Frost1x | a month ago

It’s interesting because I’m seeing some emerging conversations where users are tending to prefer general agents that have their preferential bias over more constrained or specially built agents, because there are certain arbitrary goal criteria they either have forced on them or want to force upon the agent and the general purpose agents tend to do well at this because they just trudge along and do whatever.

Meanwhile more specialized agents that try to add or enforce constraints around a problem space where certain aspects tend to be well established don’t sit well with a lot of uses. “No, you and general knowledge don’t know best, I know best… do this.”

I can see the use case for both but I’m seeing a whole lot more willingness to want confirmation bias, essentially to automate away parts of jobs and tasks people already do but in the personalized or opinionated way they’ve established, unwilling to explore alternative options.

So the general purpose agent structures that just kickoff whatever they can tend to favor best in terms of positive feedback from agent users. Meanwhile it to some degree ignores many of the potential benenfits of having agents with general knowledge and bounded by general established bounds. It’s basically the whole “please do parts of my job for me but only the way I want them done.”

People aren’t ready for being wrong or change, they just want to automate parts of their processes away. So I’m not sure “no” is going to sit well with a lot of people.

matchagaucho | a month ago

Agents can propose refactoring just as readily as humans.

If coding agents already read AGENTS.md before making changes, they can also maintain a TECHNICAL_DEBT.md checklist.

Keep the loop intact: AGENTS.md ensures technical debt remains in context whenever changes are planned.

grian42 | a month ago

haven't read through the crap poetry lol nobody got time for thatt but have experienced the same "i cant do that" - no agent yet, llms very eager to apply a bodge fix or something rather than going "this design is shit consider changing it pal lol", which is the "fix" i did myself.

nilirl | a month ago

Huh?

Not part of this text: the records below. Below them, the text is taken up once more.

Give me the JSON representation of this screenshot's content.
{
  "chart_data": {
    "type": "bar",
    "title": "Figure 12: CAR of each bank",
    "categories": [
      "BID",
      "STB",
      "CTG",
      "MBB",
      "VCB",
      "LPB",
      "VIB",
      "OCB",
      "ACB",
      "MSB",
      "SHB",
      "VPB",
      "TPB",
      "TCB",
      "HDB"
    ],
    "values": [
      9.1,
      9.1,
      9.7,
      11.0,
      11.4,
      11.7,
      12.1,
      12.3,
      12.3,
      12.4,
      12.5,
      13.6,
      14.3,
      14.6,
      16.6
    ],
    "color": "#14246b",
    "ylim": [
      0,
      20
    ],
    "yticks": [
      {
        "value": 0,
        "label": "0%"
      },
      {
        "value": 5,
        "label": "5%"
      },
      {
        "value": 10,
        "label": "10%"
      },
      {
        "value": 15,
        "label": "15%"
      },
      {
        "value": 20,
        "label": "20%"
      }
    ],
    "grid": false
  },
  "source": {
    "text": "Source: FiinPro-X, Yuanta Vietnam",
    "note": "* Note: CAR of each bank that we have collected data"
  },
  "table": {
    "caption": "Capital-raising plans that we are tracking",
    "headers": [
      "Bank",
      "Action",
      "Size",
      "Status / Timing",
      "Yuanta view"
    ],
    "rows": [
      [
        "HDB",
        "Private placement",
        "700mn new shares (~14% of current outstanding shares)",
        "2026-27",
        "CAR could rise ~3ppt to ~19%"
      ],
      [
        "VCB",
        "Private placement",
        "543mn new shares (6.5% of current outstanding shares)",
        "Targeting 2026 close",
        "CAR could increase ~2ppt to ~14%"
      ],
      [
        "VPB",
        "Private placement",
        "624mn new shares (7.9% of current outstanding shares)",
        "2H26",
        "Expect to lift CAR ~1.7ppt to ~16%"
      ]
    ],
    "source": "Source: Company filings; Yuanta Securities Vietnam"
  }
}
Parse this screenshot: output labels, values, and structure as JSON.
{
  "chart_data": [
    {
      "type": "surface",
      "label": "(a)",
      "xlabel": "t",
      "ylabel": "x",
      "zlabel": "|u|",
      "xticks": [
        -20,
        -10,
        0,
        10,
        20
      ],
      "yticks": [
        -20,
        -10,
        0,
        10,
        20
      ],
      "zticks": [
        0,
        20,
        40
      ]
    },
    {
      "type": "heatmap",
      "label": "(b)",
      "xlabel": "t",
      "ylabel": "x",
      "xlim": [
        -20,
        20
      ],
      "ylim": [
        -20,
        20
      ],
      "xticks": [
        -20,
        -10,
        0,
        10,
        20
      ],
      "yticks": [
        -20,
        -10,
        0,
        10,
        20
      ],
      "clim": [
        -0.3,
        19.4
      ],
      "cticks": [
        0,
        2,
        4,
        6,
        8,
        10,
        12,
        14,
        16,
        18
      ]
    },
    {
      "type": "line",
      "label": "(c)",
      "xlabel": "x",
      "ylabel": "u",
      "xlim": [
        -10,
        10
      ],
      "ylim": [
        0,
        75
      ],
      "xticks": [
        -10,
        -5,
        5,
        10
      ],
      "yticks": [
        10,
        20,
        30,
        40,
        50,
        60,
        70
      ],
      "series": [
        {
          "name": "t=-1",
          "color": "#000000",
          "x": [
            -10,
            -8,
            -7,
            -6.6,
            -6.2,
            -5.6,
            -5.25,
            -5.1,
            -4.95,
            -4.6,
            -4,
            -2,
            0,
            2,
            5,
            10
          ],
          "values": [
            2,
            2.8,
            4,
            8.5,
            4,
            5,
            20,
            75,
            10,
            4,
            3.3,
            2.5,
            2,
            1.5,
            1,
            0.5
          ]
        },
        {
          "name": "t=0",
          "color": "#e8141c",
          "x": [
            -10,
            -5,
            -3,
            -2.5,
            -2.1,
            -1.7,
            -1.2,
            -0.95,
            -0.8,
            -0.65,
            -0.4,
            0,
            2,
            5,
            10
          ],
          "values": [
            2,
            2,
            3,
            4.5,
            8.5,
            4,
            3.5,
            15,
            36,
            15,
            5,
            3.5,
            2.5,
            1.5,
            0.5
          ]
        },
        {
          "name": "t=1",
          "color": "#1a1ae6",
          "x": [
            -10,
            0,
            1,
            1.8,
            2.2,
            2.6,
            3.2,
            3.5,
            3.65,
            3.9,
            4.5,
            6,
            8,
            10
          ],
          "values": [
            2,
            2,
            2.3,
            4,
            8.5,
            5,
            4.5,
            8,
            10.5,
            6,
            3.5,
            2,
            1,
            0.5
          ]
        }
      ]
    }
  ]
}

The point of the article is that we should use git to store an LLMs output as it works?

How do any of the quotes and citations used coherently form that argument?

What is this writing style? Why does it feel like it doesn't want me to understand what the heck it's saying?

: wolf4earth | a month ago
The point of the argument is that meaning emerges in conversation. A session between human and AI is a conversation.
Current AI storage paradigms offer lateral memory across the time axis. What exists around me?
A bit branch is longitudinal memory across the time axis. What exists behind me?
Persist type checked decision trees within it. Your git history just became a tamper-proof, reproducible O(1) decision tree. Execution becomes a tree walk.
It works. And it's not production ready yet.

bronlund | a month ago

«Think ultra deep and analyze this article. Make a detailed list of the top five alternatives as to what he is talking about.»

throwway262515 | a month ago

Qwen, is that you?

My experience with it is that it tends to create such 3-word sentences when ask to write an article.